In the sports field, the surgical procedure (arthroscopic) often negatively influences the arthrokinematics, preventing the return to sports performance equal to those preceding the operation.
Clinical Significance
Scapular dyskinesia is a loss of normal scapular motion. It can result from inflexibility and stiffness of muscles attaching from the scapular to the humerus.[25] Clinically, there can be abnormal movement of the scapula on the thorax, unusually prominent scapular landmarks, or premature scapular elevation.[25] Scapular dyskinesis can result in decreased efficiency of shoulder motion and decrease the strength of the rotator cuff muscles.[25] If dyskinesis occurs, it may be due to a response to injury. Dyskinesis can also make an individual more susceptible to injury.[25]
Subscapularis tendon ruptures frequently occur in approximately 60% of people in the setting of anterior shoulder dislocations.[26][27]
Functional shoulder instability (FSI) occurs when there is dyssynergia of the muscles acting on the shoulder without trauma or morphological/anatomical alterations. We can distinguish subgroups: positional FSI (if a sub-dislocation occurs during movement) and nonpositional FSI (if a sub-dislocation occurs in a neutral position). The FSI seems to have origins in adolescence, and the causes are not entirely understood, with an incidence of 69% among young people.

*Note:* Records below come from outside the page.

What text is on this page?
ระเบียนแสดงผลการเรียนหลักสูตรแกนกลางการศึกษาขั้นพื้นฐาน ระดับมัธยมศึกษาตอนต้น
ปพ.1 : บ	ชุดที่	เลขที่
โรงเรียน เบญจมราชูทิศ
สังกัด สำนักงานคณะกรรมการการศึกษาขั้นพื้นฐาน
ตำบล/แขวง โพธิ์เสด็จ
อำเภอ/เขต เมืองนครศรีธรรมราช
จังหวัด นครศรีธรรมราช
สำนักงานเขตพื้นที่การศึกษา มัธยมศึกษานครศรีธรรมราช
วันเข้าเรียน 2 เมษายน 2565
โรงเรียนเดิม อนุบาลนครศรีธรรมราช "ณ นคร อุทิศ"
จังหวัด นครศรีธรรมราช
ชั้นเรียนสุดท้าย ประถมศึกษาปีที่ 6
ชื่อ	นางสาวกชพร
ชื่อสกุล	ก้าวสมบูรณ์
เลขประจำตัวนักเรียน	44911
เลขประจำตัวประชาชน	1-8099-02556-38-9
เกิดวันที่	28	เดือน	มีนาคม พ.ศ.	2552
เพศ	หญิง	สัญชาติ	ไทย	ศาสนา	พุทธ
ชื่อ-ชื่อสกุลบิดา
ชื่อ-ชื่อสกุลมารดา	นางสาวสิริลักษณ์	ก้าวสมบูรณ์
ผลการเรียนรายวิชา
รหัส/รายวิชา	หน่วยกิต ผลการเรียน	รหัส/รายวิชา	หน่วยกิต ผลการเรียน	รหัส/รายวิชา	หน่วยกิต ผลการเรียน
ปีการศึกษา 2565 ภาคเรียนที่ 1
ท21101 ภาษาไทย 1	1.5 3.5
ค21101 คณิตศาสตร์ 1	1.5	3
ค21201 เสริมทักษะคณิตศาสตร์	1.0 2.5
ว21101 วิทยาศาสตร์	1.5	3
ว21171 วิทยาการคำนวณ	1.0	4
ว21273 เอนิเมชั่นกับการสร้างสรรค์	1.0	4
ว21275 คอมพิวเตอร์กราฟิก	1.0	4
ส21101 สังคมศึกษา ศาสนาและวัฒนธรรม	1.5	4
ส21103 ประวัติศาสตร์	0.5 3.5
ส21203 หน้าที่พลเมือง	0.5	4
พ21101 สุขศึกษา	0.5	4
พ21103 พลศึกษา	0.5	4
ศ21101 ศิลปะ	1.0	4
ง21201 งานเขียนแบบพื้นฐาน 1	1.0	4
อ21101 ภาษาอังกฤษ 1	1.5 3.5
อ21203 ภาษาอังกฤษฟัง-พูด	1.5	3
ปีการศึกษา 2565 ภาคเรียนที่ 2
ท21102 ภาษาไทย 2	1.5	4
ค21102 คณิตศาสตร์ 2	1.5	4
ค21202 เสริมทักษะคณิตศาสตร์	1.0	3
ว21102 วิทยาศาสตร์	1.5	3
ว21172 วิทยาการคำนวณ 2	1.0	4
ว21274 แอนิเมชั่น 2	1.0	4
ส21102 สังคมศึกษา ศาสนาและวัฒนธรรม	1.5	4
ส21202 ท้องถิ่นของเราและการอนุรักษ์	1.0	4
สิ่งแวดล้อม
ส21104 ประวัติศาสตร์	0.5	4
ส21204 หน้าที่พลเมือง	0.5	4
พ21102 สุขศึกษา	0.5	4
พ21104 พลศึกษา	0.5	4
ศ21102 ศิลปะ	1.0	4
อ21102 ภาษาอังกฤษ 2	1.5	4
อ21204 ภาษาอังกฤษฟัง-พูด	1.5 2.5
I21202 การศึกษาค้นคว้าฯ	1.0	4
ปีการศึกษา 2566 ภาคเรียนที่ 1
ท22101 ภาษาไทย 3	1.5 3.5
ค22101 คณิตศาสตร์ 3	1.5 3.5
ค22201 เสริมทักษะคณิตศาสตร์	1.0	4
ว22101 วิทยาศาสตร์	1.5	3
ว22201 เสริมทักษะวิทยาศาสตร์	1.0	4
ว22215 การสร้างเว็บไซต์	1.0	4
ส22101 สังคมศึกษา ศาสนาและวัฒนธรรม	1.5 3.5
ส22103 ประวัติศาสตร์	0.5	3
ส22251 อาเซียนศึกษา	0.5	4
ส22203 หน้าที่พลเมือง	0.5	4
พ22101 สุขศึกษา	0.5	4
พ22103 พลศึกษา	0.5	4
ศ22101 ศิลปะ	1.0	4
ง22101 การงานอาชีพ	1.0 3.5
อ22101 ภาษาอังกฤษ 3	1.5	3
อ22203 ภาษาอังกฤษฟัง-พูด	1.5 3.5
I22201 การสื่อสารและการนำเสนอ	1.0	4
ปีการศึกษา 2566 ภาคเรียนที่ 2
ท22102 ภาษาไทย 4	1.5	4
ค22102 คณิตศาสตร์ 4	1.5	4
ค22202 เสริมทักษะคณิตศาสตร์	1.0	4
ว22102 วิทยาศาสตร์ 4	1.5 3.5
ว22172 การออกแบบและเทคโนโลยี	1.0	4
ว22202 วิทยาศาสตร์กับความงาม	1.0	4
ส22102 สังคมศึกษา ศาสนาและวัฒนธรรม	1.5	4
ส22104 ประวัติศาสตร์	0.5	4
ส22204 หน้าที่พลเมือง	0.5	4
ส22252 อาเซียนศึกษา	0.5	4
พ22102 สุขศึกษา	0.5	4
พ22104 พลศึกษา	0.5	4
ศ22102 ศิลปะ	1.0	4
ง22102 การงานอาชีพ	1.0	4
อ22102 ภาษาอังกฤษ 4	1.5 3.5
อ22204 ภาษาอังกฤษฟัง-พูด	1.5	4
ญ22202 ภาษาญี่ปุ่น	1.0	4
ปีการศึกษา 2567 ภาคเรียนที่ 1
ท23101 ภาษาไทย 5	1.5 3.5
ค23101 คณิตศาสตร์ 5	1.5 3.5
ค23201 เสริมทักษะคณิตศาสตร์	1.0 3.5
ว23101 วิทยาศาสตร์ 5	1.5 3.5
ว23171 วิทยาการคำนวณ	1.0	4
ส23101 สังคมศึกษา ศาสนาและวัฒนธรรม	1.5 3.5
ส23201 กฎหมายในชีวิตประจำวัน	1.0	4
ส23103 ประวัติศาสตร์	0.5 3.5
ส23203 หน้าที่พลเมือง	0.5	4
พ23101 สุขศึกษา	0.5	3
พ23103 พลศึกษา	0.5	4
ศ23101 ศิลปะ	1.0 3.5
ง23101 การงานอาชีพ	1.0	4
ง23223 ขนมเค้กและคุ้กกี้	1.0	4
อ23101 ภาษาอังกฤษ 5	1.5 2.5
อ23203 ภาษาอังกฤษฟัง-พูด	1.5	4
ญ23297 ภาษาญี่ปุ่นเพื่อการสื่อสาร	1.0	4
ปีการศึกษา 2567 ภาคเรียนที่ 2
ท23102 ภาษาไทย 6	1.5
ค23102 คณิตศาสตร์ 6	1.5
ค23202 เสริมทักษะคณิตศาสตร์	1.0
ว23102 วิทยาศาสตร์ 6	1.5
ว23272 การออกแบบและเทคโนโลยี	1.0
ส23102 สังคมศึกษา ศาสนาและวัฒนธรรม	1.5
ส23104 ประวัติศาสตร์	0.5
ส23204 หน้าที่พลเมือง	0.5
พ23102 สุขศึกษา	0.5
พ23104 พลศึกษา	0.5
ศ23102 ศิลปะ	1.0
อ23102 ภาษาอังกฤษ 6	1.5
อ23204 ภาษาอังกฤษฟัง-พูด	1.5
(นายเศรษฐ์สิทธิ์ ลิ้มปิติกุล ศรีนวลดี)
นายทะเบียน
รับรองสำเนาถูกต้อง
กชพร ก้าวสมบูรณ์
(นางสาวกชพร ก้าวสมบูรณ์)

When evaluating a shoulder with multiple existing manual tests, it is always better to combine instrumental clinical examinations since the literature demonstrates a modest accuracy in searching for lesions.
Other Issues
The physiotherapeutic approach is useful as a conservative therapy. It provides patient education on the correct shoulder position, or it can assist in the period in which the patient has to recover the post-surgery shoulder function. It is not always feasible to recover the range of motion. This will depend on multiple factors, such as the pathology, the type of intervention, the ability to withstand pain, etc.
The literature does not demonstrate a unanimous consensus regarding the osteopathic approach to the recovery of shoulder function or post-surgical pain relief.
Regarding the chiropractic approach to the recovery of shoulder function, both as a conservative practice and as a post-surgery recovery method, the literature is not unanimous, and long-term data are lacking.
The use of post-surgery taping on the shoulder could reduce the sensation of pain but not joint swelling, while using this instrument on unstable shoulders does not find consensus in the literature.
An interprofessional team approach is probably the best approach to patient recovery.